Friday, February 11th
Strict HSPU Skill Work
A) Perform 4 max sets of strict HSPU
B) Perform 4 max sets of strict HSPU with 1 Mat (2 mats not allowed today)
C) Perform 4 sets of 3-5 negative HSPU
D) Perform 5 sets of 30s HS holds
E) Perform 5 sets of Pike-Up Walks on box (max effort)”

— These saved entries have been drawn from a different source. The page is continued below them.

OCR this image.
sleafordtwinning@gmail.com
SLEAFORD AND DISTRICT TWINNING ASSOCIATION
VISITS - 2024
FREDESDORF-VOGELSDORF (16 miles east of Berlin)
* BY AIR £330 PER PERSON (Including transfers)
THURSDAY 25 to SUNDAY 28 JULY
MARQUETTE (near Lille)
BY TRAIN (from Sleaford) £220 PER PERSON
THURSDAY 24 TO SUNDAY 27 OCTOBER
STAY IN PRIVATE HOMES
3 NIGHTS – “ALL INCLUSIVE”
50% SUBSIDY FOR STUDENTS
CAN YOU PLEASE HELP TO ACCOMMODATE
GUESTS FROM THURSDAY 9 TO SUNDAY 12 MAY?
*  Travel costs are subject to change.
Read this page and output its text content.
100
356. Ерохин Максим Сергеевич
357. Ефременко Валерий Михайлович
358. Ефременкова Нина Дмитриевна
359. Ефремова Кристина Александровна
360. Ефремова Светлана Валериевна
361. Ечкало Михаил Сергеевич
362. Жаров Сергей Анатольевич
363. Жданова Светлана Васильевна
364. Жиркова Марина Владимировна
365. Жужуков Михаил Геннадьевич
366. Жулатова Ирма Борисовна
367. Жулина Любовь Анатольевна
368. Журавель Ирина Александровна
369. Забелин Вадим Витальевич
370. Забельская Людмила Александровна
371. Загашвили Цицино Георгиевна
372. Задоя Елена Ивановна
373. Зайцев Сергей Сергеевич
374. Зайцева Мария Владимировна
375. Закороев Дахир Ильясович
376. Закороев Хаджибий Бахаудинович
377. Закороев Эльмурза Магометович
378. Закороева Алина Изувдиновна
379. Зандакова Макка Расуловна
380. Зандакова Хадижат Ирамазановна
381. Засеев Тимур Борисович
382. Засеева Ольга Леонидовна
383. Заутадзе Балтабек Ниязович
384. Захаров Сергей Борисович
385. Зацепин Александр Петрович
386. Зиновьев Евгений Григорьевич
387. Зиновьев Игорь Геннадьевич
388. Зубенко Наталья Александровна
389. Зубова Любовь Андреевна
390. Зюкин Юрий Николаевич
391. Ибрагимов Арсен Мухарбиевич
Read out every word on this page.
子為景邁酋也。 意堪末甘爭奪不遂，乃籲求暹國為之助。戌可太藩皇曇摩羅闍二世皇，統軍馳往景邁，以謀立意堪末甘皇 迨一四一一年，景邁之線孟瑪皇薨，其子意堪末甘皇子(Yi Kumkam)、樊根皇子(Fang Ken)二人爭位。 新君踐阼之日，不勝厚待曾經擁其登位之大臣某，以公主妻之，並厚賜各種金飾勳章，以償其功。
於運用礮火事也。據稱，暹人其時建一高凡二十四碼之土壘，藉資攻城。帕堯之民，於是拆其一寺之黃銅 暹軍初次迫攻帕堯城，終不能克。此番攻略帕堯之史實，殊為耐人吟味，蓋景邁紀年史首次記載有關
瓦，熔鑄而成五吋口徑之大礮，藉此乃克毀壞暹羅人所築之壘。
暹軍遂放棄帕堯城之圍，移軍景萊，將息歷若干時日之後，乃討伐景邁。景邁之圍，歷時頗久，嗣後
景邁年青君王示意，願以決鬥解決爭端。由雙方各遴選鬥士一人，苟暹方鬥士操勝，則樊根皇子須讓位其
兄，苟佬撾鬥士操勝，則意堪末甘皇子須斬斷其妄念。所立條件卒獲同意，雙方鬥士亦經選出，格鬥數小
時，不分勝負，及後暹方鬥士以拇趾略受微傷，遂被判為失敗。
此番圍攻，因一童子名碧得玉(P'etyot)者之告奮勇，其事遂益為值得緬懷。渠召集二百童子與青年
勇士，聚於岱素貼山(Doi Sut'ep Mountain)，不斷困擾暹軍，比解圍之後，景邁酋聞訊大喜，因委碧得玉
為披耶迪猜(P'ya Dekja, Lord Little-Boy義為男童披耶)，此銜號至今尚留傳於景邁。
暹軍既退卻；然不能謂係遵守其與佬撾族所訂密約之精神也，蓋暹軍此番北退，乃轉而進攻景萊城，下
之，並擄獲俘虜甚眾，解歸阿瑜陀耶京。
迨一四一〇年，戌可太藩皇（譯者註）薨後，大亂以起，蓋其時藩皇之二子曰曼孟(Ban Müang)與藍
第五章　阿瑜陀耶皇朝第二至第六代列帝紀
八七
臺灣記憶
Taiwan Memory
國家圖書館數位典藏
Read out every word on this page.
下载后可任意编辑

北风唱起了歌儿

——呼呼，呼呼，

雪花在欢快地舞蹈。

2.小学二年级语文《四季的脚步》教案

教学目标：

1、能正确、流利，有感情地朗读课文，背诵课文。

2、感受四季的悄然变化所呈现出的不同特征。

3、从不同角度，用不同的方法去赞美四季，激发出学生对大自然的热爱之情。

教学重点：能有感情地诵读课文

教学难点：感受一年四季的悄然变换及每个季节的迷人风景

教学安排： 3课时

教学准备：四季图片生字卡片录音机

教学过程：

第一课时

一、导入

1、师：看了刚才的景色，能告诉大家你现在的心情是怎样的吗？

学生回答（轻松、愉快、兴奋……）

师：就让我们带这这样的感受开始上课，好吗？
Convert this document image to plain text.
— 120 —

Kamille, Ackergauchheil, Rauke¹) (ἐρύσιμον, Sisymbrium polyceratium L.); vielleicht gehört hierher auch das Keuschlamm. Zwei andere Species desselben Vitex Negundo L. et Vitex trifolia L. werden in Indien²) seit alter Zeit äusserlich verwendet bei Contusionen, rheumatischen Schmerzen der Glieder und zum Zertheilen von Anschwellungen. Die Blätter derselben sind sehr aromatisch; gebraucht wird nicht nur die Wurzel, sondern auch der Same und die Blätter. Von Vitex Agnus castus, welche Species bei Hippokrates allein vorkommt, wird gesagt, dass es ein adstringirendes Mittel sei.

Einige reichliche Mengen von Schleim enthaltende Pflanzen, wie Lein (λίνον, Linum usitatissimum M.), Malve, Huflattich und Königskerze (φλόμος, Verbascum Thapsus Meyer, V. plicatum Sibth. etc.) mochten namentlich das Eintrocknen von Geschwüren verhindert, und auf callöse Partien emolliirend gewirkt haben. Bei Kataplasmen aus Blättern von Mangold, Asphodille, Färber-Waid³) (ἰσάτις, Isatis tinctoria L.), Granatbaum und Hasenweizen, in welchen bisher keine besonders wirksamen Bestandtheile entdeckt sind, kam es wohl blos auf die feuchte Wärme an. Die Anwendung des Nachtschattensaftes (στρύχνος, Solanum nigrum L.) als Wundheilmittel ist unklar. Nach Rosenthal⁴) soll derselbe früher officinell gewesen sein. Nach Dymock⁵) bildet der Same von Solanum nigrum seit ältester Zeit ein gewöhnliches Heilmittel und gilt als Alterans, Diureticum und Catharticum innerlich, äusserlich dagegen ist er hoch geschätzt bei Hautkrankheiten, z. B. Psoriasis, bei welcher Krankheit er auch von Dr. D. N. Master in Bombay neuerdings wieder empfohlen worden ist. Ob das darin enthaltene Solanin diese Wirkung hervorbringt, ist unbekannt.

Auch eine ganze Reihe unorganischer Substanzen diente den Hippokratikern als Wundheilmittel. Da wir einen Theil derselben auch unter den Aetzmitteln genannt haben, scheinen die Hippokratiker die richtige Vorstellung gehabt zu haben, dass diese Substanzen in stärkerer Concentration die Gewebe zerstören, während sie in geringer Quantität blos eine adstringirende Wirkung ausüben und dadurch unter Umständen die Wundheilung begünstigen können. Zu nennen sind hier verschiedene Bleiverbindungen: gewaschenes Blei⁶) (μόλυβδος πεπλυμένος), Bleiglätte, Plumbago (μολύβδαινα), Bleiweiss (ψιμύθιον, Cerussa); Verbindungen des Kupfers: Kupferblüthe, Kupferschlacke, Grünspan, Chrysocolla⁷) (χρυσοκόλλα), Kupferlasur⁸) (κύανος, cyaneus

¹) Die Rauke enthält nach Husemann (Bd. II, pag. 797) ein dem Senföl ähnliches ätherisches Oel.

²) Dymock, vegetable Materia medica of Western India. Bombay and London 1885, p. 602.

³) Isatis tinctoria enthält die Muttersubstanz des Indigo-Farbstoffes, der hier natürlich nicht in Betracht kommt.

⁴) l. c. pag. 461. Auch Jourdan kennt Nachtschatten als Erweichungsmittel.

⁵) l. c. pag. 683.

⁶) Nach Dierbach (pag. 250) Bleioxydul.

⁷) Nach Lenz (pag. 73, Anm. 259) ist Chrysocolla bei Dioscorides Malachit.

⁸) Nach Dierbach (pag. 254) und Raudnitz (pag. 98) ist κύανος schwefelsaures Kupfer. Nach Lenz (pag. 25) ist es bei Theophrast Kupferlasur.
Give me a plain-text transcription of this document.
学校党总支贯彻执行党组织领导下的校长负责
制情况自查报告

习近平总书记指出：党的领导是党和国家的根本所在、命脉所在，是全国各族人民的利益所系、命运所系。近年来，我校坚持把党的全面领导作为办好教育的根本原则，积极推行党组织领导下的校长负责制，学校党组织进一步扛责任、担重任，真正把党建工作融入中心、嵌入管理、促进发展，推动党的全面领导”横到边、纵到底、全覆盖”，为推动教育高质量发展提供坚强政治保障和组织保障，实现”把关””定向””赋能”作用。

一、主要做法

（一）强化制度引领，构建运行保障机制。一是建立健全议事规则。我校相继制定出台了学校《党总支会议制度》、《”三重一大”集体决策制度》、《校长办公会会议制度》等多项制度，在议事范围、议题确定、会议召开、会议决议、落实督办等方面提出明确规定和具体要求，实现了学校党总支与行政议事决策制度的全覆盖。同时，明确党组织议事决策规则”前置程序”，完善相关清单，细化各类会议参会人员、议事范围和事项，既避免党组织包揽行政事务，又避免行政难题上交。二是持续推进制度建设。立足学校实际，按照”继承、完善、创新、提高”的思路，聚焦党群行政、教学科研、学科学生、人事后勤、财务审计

Today’s strength has options for everyone. For B, only one mat is an option today, so those that do 2 mats in the workout should perform what they can on one mat or go to C. For C, no mats, kicking up and controlling the negative as slowly as possible, rolling out then kicking up for the next rep. For D, holds should be wall facing if possible, then outward facing if not. For E, we will kick our feet up on a box like we would for pike push ups and we will walk our hands back, hips as high as possible to the pike position, then back out. Repeat for as many quality reps as possible, but ensure that hips are high and shoulders are stacked.
21-18-15-12-9-6-3 reps, for time of: Sumo Deadlift High-pull, 75/55 lbs Shoulder-to-Overhead, 75/55 lbs
Workout – a light couplet, we want the weights that allow us to hang on to the bar for bigger sets (ideally unbroken). Lets really focus on leg and hip drive on the SDHP and jerks to save our shoulders/arms as much as possible.